Matt Lyons, director of policy and research for the American Public Human Services Association, said expanding child care access and affordability will be a “heavy lift,” despite the obvious benefits.
The full implementation period will be needed to restructure and expand the child care market, he said.
“And states that opt in will have to push forward with uncertainty of long term funding and sustainability of the program,” said Lyons, whose group represents state and local health and human service agencies.
Lyons said it will be challenging for states to make the necessary investments in staffing and technology when there’s no assurance that federal funding will continue after 2027.
Prospective child care providers will also want to know what happens if the money goes away after they’ve raised wages and quality standards.
“The private market already gets by on razor thin margins and will not be able to sustain these costs on their own,” he said.

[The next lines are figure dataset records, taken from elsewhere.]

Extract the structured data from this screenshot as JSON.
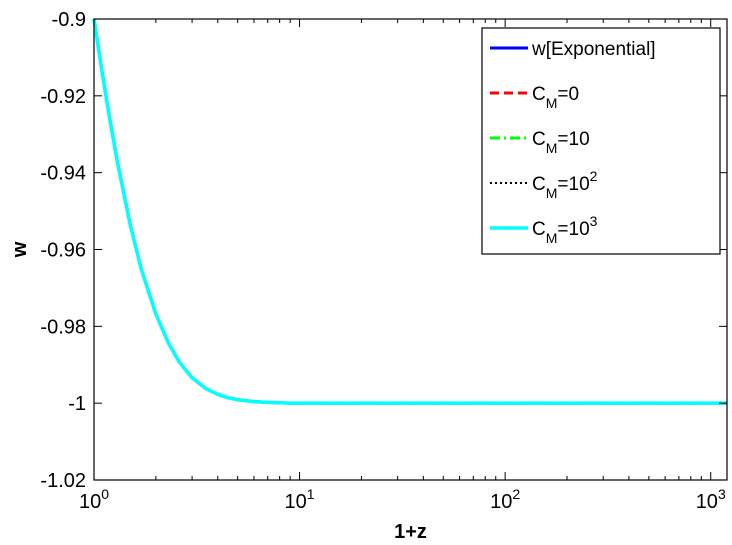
{
  "chart_data": {
    "type": "line",
    "xlabel": "1+z",
    "ylabel": "w",
    "xscale": "log",
    "xlim": [
      1,
      1200
    ],
    "ylim": [
      -1.02,
      -0.9
    ],
    "grid": false,
    "legend_position": "top-right",
    "x_ticks": [
      {
        "value": 1,
        "base": "10",
        "exp": "0"
      },
      {
        "value": 10,
        "base": "10",
        "exp": "1"
      },
      {
        "value": 100,
        "base": "10",
        "exp": "2"
      },
      {
        "value": 1000,
        "base": "10",
        "exp": "3"
      }
    ],
    "y_ticks": [
      {
        "value": -0.9,
        "label": "-0.9"
      },
      {
        "value": -0.92,
        "label": "-0.92"
      },
      {
        "value": -0.94,
        "label": "-0.94"
      },
      {
        "value": -0.96,
        "label": "-0.96"
      },
      {
        "value": -0.98,
        "label": "-0.98"
      },
      {
        "value": -1.0,
        "label": "-1"
      },
      {
        "value": -1.02,
        "label": "-1.02"
      }
    ],
    "x": [
      1.0,
      1.1,
      1.2,
      1.3,
      1.5,
      1.7,
      2.0,
      2.3,
      2.6,
      3.0,
      3.5,
      4.0,
      4.5,
      5.0,
      6.0,
      7.0,
      8.0,
      9.0,
      10,
      15,
      20,
      50,
      100,
      200,
      500,
      1000,
      1200
    ],
    "series": [
      {
        "legend": {
          "main": "w[Exponential]",
          "sub": "",
          "sup": ""
        },
        "color": "#0000ff",
        "dash": "solid",
        "width": 3,
        "values": [
          -0.9,
          -0.9145,
          -0.9268,
          -0.9372,
          -0.9535,
          -0.9652,
          -0.9768,
          -0.9843,
          -0.9893,
          -0.9934,
          -0.9962,
          -0.9977,
          -0.9986,
          -0.9991,
          -0.9996,
          -0.9998,
          -0.9999,
          -1.0,
          -1.0,
          -1.0,
          -1.0,
          -1.0,
          -1.0,
          -1.0,
          -1.0,
          -1.0,
          -1.0
        ]
      },
      {
        "legend": {
          "main": "C",
          "sub": "M",
          "post": "=0",
          "sup": ""
        },
        "color": "#ff0000",
        "dash": "dashed",
        "width": 3,
        "values": [
          -0.9,
          -0.9145,
          -0.9268,
          -0.9372,
          -0.9535,
          -0.9652,
          -0.9768,
          -0.9843,
          -0.9893,
          -0.9934,
          -0.9962,
          -0.9977,
          -0.9986,
          -0.9991,
          -0.9996,
          -0.9998,
          -0.9999,
          -1.0,
          -1.0,
          -1.0,
          -1.0,
          -1.0,
          -1.0,
          -1.0,
          -1.0,
          -1.0,
          -1.0
        ]
      },
      {
        "legend": {
          "main": "C",
          "sub": "M",
          "post": "=10",
          "sup": ""
        },
        "color": "#00ff00",
        "dash": "dashdot",
        "width": 3,
        "values": [
          -0.9,
          -0.9145,
          -0.9268,
          -0.9372,
          -0.9535,
          -0.9652,
          -0.9768,
          -0.9843,
          -0.9893,
          -0.9934,
          -0.9962,
          -0.9977,
          -0.9986,
          -0.9991,
          -0.9996,
          -0.9998,
          -0.9999,
          -1.0,
          -1.0,
          -1.0,
          -1.0,
          -1.0,
          -1.0,
          -1.0,
          -1.0,
          -1.0,
          -1.0
        ]
      },
      {
        "legend": {
          "main": "C",
          "sub": "M",
          "post": "=10",
          "sup": "2"
        },
        "color": "#000000",
        "dash": "dotted",
        "width": 2,
        "values": [
          -0.9,
          -0.9145,
          -0.9268,
          -0.9372,
          -0.9535,
          -0.9652,
          -0.9768,
          -0.9843,
          -0.9893,
          -0.9934,
          -0.9962,
          -0.9977,
          -0.9986,
          -0.9991,
          -0.9996,
          -0.9998,
          -0.9999,
          -1.0,
          -1.0,
          -1.0,
          -1.0,
          -1.0,
          -1.0,
          -1.0,
          -1.0,
          -1.0,
          -1.0
        ]
      },
      {
        "legend": {
          "main": "C",
          "sub": "M",
          "post": "=10",
          "sup": "3"
        },
        "color": "#00ffff",
        "dash": "solid",
        "width": 3.5,
        "values": [
          -0.9,
          -0.9145,
          -0.9268,
          -0.9372,
          -0.9535,
          -0.9652,
          -0.9768,
          -0.9843,
          -0.9893,
          -0.9934,
          -0.9962,
          -0.9977,
          -0.9986,
          -0.9991,
          -0.9996,
          -0.9998,
          -0.9999,
          -1.0,
          -1.0,
          -1.0,
          -1.0,
          -1.0,
          -1.0,
          -1.0,
          -1.0,
          -1.0,
          -1.0
        ]
      }
    ]
  }
}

But the bill's supporters are confident states will get on board. Working moms and children are not as stigmatized as health care was under the Affordable Care Act, Malik said, and it's an issue that governors have heard about repeatedly from their voters who endured child care problems during the pandemic.
"Getting that news out to families in their state is going to be an opportunity honestly for governors of all stripes to tout what great things they've done to expand childcare access in their state," Malik said.
"If the state decides to not do it, then you know, the people there lose out but they lose out on the chance to take credit for solving a problem."